Esta  breve  introducción,  aunque  peque  de  reiterativa y conocida, resulta eminentemente necesaria para no perder de vista la naturaleza de los hechos y delitos que hacen al objeto del  proceso y sobre los que han girado distintas soluciones legislativas como jurisdiccionales que corresponderá evaluar.

Con este objetivo, la forma más sumaria de  caracterizar  lo que fueran los abusos del autodenominado “Proceso de Reorganización Nacional” es recurriendo a la cita de un fragmento de “La Sentencia” dictada por la Excma Cámara de Apelaciones del Fuero, en la histórica Causa nro. 13 -Fallos 309:33- que también hube de mencionar cuando me tocara resolver las actuaciones nro. 4725/97 del registro de la Secretaría nro. 6 de este Tribunal:

“...  El golpe  de  estado  del 24 de marzo de 1976  no significó un cambio sustancial de las disposiciones legales vigentes a esa fecha en punto a la lucha contra la subversión...Sin embargo...lo acontecido fue radicalmente distinto. Si bien la estructura operativa siguió funcionando igual, el personal subordinado a los procesados detuvo a gran cantidad de personas, las alojó clandestinamente en unidades militares o en lugares bajo dependencia de las fuerzas armadas, las interrogó con torturas, las mantuvo en cautiverio sufriendo condiciones inhumanas de vida y alojamiento y, finalmente, o se las legalizó poniéndolas a disposición de la Justicia o del Poder Ejecutivo Nacional, se las puso en libertad, o bien se las eliminó fisicamente...”

Esta manera de proceder, llevada a la práctica sistemáticamente con posterioridad al 24 de marzo de 1976 supuso la derogación fáctica y secreta de las normas legales que daban un marco de derecho -aunque de excepción- a la lucha antisubversiva. También, es con el quiebre de las instituciones donde fluye el procedimiento de ocultación de prueba, la omisión de denuncias y la falsedad y reticencia en las informaciones que se brindaran a los jueces.


 

Una demostración más que muestra la implantación de un sistema generalizado de desaparición de personas a partir de marzo de 1976,  “...parece indudable si se tiene en cuenta que una decisión de esa naturaleza implicaba, por sus características, el control absoluto de los resortes del gobierno como condición indispensable para garantizar la impunidad... Así lo demuestra palmariamente la circunstancia de que no se registren constancias sobre la existencia de los principales centros de detención con anterioridad a esa fecha...” (Cfr.
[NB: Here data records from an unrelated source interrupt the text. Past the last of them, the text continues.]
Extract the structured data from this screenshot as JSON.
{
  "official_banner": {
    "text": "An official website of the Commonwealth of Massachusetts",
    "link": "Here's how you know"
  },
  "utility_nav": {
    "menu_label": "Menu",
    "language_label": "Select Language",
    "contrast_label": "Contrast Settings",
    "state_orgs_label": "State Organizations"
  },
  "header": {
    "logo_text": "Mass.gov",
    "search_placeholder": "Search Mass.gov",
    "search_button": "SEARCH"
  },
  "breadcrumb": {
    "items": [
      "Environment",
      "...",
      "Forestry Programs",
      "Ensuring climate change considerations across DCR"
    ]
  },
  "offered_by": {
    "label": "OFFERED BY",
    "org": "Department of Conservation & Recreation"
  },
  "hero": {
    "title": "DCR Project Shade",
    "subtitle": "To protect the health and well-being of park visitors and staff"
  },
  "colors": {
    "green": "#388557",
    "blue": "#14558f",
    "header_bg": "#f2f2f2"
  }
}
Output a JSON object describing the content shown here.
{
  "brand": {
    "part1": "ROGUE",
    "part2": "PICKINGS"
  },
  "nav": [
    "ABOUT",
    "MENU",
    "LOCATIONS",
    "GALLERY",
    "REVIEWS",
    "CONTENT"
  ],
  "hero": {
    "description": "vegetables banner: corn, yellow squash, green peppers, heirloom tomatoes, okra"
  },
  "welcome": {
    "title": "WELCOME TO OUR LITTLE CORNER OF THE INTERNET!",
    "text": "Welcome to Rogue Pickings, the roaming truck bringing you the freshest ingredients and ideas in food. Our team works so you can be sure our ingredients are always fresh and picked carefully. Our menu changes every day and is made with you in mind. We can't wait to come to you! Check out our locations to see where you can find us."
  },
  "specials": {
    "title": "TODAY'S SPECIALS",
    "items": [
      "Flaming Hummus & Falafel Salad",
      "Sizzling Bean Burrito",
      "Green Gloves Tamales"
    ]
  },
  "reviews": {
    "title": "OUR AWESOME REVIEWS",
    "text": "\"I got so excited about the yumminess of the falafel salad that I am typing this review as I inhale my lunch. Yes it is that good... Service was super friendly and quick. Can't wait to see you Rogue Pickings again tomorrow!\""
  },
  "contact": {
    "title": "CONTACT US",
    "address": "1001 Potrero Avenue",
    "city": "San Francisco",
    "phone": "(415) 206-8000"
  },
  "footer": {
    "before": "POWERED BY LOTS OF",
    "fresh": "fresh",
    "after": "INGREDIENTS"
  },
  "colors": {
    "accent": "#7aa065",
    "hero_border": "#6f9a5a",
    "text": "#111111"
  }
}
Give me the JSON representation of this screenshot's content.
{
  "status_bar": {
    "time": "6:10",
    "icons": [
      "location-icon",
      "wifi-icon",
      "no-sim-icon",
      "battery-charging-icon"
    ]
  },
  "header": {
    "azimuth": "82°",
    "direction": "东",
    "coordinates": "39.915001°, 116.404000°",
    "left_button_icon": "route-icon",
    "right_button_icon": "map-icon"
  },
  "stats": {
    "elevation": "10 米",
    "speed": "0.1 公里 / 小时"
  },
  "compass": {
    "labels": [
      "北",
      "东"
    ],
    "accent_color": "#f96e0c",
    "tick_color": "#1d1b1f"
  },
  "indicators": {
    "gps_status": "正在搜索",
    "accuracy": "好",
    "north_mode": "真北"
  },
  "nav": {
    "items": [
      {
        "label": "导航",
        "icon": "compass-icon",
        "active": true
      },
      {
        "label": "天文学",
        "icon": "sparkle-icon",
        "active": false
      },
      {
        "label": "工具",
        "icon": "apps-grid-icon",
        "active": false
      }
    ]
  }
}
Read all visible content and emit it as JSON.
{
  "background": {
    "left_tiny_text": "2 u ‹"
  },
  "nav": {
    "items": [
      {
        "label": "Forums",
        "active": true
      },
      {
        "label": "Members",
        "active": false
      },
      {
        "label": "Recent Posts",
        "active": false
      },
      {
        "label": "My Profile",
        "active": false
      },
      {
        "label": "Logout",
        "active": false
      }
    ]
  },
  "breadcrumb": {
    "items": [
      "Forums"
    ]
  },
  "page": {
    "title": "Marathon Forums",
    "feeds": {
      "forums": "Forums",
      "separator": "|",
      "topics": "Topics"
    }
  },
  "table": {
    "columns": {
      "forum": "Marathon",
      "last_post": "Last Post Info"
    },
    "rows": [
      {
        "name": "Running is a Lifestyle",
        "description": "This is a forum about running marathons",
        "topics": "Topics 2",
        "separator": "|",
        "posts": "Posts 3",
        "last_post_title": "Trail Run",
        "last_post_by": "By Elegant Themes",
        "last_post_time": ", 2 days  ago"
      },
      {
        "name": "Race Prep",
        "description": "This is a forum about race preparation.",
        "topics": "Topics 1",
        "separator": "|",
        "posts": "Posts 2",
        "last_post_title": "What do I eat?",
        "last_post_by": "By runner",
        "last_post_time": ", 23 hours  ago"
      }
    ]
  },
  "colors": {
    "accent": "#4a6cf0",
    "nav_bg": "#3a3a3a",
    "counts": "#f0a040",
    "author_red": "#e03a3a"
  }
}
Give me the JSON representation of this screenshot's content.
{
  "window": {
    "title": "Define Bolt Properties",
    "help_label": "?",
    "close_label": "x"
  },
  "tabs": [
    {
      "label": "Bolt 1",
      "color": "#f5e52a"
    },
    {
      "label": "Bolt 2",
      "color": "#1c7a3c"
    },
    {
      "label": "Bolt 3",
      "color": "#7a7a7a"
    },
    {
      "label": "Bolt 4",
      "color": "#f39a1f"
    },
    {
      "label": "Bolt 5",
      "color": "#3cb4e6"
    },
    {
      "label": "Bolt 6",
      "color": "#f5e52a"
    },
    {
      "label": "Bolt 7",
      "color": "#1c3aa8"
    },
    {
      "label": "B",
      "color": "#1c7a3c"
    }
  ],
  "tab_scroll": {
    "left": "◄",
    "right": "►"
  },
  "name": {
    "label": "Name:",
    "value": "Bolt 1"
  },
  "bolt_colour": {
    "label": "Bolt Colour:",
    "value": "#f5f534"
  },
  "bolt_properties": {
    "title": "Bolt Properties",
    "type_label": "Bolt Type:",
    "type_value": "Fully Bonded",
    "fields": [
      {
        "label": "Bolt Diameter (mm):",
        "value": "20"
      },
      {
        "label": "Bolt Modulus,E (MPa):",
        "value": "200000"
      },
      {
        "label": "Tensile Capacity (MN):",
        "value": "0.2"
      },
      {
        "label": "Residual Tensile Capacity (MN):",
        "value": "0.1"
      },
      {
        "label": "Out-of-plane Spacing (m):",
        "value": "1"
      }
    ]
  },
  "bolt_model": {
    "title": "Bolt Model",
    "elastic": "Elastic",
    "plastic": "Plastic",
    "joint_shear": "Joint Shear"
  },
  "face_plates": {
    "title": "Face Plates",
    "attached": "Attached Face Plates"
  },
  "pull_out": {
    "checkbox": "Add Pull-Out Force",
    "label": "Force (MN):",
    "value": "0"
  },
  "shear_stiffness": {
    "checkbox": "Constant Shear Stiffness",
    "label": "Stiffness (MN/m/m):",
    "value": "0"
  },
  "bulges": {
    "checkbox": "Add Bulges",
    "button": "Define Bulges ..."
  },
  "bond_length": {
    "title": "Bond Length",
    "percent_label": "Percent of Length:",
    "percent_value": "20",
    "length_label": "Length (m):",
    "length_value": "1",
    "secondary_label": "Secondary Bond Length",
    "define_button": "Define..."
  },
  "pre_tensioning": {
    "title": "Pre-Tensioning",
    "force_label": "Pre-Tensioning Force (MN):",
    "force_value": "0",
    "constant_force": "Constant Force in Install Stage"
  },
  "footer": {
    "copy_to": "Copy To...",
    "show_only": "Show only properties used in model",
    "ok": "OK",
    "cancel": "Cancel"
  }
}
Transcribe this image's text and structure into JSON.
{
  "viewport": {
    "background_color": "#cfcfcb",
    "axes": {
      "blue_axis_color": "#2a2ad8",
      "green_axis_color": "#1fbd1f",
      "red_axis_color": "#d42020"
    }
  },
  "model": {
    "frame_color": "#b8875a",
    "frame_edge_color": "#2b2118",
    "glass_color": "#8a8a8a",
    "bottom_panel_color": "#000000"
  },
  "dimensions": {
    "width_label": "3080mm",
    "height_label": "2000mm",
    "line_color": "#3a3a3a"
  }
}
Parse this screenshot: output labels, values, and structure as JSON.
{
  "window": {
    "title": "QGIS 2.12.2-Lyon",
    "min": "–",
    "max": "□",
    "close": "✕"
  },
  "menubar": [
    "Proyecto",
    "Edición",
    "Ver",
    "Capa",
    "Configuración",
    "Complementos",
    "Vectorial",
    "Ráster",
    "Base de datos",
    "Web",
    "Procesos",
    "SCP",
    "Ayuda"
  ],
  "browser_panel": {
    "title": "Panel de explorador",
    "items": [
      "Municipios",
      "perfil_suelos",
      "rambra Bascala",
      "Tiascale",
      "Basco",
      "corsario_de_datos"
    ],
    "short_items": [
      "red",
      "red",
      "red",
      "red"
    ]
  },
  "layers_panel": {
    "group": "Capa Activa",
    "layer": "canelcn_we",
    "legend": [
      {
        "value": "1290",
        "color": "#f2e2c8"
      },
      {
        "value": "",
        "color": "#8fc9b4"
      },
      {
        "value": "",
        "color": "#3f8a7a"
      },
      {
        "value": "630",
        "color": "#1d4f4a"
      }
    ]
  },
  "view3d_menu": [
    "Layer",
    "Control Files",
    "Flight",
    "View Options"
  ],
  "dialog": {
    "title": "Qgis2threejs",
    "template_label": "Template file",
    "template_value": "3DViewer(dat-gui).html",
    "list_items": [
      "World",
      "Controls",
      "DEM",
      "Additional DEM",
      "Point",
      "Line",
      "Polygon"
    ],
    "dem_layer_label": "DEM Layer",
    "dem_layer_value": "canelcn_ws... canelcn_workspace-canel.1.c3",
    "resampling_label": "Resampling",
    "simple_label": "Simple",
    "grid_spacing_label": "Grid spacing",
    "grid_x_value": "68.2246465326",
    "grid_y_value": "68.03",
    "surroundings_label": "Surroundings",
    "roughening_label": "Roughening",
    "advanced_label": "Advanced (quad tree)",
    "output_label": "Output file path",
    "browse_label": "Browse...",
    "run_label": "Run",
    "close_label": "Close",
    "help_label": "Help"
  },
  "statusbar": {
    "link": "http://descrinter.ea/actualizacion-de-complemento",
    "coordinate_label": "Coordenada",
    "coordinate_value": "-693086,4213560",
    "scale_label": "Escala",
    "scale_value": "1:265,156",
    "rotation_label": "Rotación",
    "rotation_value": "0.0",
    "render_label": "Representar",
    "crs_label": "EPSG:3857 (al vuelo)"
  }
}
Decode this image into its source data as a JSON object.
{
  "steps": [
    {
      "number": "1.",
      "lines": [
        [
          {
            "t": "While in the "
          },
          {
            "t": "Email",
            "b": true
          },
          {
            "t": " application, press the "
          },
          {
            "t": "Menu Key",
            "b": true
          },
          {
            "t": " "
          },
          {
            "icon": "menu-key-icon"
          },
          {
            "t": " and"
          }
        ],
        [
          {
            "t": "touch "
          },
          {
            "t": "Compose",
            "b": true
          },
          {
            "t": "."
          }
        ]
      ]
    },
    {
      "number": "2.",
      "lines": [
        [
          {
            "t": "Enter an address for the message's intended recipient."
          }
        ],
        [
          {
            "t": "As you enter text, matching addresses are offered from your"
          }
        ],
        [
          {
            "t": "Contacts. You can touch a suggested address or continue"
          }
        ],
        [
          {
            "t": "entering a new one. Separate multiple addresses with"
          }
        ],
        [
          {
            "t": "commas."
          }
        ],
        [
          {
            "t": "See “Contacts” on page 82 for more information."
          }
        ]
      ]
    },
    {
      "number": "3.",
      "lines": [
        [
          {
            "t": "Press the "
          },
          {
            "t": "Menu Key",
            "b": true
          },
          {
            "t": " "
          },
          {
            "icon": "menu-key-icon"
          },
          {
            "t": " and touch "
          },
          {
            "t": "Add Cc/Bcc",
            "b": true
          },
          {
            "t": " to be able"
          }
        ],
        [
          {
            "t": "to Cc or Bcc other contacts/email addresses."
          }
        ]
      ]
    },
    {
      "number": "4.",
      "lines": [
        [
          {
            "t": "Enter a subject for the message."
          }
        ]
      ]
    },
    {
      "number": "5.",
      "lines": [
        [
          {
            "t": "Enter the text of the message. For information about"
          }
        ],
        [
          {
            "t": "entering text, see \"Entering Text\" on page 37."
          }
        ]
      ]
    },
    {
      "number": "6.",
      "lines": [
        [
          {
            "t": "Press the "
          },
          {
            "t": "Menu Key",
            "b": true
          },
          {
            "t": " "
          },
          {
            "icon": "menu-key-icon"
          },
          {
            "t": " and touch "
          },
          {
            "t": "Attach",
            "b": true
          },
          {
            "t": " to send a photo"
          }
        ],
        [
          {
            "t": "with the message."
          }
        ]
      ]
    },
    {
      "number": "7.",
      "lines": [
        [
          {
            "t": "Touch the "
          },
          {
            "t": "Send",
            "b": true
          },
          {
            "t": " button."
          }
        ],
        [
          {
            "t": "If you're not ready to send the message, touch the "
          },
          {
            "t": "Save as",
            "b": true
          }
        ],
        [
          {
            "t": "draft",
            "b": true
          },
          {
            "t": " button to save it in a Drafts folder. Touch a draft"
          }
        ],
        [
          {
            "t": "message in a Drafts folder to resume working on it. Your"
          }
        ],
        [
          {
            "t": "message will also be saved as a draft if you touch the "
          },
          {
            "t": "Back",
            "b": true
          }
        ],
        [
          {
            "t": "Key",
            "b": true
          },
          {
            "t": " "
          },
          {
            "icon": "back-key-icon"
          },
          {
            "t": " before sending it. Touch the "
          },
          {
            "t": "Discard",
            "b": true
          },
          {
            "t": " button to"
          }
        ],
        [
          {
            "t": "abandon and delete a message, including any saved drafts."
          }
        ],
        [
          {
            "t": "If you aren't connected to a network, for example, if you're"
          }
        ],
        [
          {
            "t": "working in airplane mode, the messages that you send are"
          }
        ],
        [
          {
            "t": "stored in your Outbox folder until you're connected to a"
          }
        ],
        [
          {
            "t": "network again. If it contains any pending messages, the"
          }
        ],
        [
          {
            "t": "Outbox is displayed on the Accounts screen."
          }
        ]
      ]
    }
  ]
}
Sentencia Causa 13).

En definitiva, resulta de público y notorio que la situación preexistente al 24 de marzo de 1976 presentaba una República asolada por el fenómeno delictivo de la subversión que, de hecho, generó un marco legal de excepción que intentó hacer frente a los cruentos métodos de los grupos insurgentes pero, en absoluto, justificaban ni autorizaban la ideación del plan sistemático y criminal que tuvo lugar en la República desde la ruptura del orden constitucional el 24 de marzo de 1976.-            

 

c).- Marco histórico que rodeara el nacimiento de las Leyes de Punto Final y Obediencia Debida: gestación de una política de impunidad.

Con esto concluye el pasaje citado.